Premenopausal Breast Cancer Risk Lower with High BMI
Body mass index of 27.5 or greater at age 18 associated with lower risk
MONDAY, Nov. 27 (HealthDay News) -- A relatively large body mass index, or BMI, in young adulthood seems to protect against premenopausal breast cancer, according to a report published in the Nov. 27 issue of the Archives of Internal Medicine.
Karin B. Michels, Ph.D., of Harvard Medical School in Boston, and colleagues evaluated 1,398 cases of invasive breast cancer diagnosed between 1989 to 2003 in 113,130 premenopausal women. Height, weight, ovulation and menstrual cycle were among the variables analyzed.
The investigators found a linear inverse relationship between current BMI and breast cancer, with a hazard ratio of 0.81 for women with a BMI of 30 or more compared to women with a BMI between 20 and 22.4. The difference could not be attributed to menstrual cycle features or ovulatory disorders. A large body mass at 18 years was the strongest predictor for breast cancer.

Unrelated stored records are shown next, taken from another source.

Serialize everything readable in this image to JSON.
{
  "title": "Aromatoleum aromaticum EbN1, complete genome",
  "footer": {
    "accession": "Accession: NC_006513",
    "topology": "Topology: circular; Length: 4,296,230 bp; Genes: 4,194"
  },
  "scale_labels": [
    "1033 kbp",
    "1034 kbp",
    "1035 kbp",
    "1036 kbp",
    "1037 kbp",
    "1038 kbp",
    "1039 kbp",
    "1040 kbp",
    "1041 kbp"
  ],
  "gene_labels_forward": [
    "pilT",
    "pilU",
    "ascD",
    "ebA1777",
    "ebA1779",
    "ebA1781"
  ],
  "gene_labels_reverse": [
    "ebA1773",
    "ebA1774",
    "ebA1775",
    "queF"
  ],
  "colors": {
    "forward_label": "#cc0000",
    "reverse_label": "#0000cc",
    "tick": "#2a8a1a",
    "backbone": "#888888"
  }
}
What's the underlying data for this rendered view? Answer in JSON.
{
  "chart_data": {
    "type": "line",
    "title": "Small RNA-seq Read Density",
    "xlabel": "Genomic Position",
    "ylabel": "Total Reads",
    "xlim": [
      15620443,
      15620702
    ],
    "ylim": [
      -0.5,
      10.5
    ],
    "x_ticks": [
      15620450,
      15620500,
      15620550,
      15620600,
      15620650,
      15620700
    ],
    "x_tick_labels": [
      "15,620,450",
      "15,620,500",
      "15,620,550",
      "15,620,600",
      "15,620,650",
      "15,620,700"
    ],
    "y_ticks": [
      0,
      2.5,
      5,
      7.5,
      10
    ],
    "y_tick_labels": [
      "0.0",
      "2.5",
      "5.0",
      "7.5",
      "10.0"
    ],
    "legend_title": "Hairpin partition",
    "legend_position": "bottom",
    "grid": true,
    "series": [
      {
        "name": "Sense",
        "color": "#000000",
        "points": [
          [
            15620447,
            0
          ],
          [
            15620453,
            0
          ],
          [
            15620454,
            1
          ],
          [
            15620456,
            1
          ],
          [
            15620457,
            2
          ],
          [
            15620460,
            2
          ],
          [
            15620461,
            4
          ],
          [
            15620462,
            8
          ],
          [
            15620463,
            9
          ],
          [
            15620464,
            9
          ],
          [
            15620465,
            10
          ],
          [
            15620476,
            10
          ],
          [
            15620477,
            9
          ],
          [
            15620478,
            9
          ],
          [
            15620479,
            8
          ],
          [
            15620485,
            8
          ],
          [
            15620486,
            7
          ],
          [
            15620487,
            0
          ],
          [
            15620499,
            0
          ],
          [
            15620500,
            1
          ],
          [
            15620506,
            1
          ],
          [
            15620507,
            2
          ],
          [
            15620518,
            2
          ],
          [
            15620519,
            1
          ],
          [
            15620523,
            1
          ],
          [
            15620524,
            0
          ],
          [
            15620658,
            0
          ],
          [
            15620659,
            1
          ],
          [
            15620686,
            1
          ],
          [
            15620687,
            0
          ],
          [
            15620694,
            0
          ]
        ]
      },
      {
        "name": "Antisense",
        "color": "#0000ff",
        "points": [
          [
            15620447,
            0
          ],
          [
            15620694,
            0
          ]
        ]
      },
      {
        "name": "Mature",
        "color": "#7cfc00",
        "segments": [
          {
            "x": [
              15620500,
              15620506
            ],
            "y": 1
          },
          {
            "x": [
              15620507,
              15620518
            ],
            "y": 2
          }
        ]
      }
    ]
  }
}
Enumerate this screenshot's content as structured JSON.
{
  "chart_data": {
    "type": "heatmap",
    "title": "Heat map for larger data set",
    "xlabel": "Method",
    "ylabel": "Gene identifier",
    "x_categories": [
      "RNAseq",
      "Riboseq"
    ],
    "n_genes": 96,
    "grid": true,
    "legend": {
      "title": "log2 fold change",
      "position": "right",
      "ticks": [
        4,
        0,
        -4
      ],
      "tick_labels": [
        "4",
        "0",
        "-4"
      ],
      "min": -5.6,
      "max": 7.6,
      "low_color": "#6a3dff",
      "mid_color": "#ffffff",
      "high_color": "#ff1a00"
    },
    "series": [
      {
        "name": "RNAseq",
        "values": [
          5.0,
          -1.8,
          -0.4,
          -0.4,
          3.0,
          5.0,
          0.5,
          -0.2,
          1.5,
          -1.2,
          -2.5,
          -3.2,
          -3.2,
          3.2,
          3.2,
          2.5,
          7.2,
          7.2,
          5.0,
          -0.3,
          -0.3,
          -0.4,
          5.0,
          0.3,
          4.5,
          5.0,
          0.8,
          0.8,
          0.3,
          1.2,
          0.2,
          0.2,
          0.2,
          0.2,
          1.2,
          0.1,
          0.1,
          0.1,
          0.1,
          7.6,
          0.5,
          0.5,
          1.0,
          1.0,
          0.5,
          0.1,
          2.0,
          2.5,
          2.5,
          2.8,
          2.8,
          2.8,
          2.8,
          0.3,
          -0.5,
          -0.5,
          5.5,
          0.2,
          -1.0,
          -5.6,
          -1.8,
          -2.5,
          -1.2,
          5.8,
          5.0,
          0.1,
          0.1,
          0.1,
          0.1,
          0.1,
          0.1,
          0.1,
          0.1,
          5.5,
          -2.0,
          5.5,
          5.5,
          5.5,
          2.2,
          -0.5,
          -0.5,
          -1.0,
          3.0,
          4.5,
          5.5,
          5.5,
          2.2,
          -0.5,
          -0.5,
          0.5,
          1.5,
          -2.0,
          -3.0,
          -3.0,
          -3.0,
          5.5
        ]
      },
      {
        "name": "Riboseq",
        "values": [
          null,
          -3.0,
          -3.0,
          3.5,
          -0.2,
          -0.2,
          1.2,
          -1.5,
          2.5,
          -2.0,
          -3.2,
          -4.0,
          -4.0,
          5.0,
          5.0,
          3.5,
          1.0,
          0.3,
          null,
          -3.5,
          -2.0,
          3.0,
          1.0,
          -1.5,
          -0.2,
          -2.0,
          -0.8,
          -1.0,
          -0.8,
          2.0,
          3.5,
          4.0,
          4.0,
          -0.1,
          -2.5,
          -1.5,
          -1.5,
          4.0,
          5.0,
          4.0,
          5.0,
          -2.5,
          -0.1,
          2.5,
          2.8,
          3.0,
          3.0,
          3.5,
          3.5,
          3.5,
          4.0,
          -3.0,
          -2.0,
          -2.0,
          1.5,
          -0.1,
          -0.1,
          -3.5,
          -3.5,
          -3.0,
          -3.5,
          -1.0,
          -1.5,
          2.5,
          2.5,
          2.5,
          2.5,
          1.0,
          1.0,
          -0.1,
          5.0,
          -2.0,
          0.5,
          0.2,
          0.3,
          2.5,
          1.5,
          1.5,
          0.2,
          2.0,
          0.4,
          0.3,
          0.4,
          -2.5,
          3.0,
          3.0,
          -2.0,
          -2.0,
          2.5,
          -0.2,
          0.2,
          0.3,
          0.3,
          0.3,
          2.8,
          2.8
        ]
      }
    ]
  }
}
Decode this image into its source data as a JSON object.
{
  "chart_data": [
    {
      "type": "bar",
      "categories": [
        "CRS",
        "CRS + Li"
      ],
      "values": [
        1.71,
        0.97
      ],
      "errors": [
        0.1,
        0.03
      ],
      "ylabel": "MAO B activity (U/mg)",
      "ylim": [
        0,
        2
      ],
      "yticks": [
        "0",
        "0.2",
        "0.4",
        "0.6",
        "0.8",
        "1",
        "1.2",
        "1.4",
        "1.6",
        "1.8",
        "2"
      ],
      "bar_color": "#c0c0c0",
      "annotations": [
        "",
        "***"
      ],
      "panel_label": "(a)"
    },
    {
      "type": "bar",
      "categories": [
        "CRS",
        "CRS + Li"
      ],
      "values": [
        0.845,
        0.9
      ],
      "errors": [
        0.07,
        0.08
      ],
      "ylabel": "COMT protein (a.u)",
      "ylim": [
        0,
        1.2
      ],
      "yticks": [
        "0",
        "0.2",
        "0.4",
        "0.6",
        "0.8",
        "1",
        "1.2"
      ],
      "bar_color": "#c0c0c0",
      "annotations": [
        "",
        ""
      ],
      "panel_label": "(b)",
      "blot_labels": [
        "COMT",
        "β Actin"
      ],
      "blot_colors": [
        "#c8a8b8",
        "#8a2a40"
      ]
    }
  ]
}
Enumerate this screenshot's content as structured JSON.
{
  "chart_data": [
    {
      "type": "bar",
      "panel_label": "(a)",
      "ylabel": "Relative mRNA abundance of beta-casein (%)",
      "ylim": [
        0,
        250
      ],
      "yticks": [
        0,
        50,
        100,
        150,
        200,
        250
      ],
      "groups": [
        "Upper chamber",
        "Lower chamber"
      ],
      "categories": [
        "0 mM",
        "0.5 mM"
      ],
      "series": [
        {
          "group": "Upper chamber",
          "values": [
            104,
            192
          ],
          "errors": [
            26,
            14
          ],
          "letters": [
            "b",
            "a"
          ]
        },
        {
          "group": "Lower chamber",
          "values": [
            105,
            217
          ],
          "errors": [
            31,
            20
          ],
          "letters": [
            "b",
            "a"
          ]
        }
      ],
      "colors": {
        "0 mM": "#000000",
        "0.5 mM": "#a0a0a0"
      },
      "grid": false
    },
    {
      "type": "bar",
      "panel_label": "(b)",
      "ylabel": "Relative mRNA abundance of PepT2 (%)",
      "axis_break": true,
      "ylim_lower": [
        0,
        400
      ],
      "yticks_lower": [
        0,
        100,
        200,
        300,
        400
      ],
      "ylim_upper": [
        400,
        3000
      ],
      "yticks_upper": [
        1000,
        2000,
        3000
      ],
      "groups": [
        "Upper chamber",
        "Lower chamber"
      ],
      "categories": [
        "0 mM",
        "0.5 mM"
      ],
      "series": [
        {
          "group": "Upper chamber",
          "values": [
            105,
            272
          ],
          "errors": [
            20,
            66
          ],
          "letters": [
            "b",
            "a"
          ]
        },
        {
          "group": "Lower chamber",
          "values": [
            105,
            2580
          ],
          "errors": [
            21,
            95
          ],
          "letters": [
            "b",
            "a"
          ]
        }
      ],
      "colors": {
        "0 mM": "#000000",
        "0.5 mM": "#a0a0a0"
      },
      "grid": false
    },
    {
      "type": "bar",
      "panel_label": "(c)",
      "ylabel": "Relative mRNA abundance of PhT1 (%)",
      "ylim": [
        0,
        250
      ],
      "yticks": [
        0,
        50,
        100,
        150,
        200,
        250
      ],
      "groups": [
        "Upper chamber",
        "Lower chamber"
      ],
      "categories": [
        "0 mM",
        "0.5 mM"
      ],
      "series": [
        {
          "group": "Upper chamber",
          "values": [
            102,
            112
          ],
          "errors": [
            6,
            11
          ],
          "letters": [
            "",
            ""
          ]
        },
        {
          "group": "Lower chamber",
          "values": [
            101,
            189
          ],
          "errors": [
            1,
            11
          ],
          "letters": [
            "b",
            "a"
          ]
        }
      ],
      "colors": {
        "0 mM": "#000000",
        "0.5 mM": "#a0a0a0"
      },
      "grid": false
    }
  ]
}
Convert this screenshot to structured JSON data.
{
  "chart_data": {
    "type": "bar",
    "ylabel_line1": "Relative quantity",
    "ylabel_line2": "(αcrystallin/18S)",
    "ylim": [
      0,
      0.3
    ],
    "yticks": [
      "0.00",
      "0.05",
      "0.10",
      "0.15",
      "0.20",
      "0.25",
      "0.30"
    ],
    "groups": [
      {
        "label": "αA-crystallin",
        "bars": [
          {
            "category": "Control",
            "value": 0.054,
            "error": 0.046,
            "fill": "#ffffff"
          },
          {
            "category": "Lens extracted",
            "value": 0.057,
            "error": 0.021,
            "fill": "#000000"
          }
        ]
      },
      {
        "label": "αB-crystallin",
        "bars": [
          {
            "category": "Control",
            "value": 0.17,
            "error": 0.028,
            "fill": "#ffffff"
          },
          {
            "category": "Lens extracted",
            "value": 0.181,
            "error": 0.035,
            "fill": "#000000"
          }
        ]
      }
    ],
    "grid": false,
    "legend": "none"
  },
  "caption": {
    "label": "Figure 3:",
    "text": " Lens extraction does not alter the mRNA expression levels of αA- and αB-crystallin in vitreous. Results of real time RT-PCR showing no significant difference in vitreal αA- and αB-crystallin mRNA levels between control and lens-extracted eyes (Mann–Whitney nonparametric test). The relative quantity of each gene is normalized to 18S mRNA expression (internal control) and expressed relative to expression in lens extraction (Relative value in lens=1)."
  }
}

The adjusted hazard ratio was 0.57 for women with a BMI of 27.5 or greater at 18 years of age compared with women with a BMI between 20 and 22.4 at age 18.
"Large body size during early adulthood is inversely related to the incidence of breast cancer in premenopausal women. Factors related to ovulation, such as menstrual cycle characteristics, infertility due to an ovulatory disorder and probable polycystic ovary syndrome, do not seem to explain this association," the authors conclude.